Week one of Europe’s premier League of Legends competition had a peak viewership of 454,630 people, according to statistics website Esports Charts. This represents a 15 percent dip as compared to the first week of the 2022 LEC Spring split, which peaked at 527,567 viewers.
But even more telling is the fact that the opening week of LEC Winter 2023 drew 289,766 viewers on average, down 19 percent from the 350,563 average viewers during the first week of LEC Spring 2022. However, it is still a significant increase when compared to the 2022 LEC Summer first week’s 190,101 average.
Riot Games introduced a new, three-split format in the LEC for 2023, shifting the matchdays to Saturdays, Sundays, and Mondays. Each split will last six weeks and will consist of three stages (regular season, group stage and playoffs), with teams facing each other only once in the round-robin stage.
Esports Charts
This substantially raised the stakes for each best-of-one game, but the viewership figures didn’t reflect that. The match between KOI and EXCEL had the highest viewership of week 1, followed by ‘El Classico’, the bout between G2 Esports and Fnatic, which peaked at 434,000 viewers.
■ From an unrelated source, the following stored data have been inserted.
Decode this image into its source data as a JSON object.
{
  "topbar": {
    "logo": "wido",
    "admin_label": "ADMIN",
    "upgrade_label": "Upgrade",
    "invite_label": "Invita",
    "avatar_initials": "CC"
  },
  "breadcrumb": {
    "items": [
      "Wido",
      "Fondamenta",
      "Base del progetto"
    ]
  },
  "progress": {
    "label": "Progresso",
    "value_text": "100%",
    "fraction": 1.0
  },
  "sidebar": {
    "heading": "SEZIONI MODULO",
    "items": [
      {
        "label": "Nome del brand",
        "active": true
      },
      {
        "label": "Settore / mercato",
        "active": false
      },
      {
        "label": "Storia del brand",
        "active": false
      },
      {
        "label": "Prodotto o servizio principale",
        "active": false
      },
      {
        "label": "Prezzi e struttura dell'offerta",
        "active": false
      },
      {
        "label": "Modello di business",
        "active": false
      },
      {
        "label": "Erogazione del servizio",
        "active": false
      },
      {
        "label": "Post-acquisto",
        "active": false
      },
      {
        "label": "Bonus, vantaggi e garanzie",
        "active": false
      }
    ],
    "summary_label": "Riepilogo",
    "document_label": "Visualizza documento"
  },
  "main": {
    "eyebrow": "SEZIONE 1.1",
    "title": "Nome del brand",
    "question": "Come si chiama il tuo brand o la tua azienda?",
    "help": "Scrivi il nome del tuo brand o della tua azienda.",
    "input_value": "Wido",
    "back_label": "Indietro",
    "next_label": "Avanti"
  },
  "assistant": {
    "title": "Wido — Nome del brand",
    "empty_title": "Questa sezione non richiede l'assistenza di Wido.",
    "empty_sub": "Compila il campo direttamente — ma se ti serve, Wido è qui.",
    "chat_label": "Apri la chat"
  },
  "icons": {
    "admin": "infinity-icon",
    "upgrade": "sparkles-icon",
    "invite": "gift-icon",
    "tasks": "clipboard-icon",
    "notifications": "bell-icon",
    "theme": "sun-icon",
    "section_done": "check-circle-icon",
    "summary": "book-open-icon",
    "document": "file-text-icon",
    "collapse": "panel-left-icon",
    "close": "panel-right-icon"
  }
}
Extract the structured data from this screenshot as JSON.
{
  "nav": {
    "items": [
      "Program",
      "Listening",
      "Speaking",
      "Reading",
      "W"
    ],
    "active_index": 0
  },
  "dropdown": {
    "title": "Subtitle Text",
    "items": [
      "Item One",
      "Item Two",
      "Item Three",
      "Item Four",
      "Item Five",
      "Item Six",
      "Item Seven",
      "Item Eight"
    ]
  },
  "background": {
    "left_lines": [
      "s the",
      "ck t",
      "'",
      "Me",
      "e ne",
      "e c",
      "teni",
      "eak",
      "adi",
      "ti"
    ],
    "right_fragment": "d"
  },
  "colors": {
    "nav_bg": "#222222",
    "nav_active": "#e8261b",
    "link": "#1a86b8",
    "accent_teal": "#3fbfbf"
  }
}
KOI ended the first week as the most popular team in LEC, averaging 365,508 viewers — 46,767 more than the next-best team, G2 Esports. The Spanish organization, a new face in the league after merging with Rogue, is co-streaming its team’s matches on owner Ibai Llanos’s Twitch channel, which peaked at almost 116,000 viewers during the match against EXCEL, according to Streams Charts.
Without the co-streaming partnership program, which also includes Team Heretics, the viewership figures would look even worse. And this raises the question of how low the viewership could get if KOI do not make a deep run in the Winter split. The former Rogue team is currently 2-1 in the league standings and is expected to reach the group stage, which will feature the top eight teams from the regular season.
Week 1 of the 2023 LEC Winter Split was marred by long delays between games, prompting Riot Games to issue a statement. The developer said that “peripheral issues related to a specific model’s firmware” were behind the problem and that it was trying to find a permanent solution.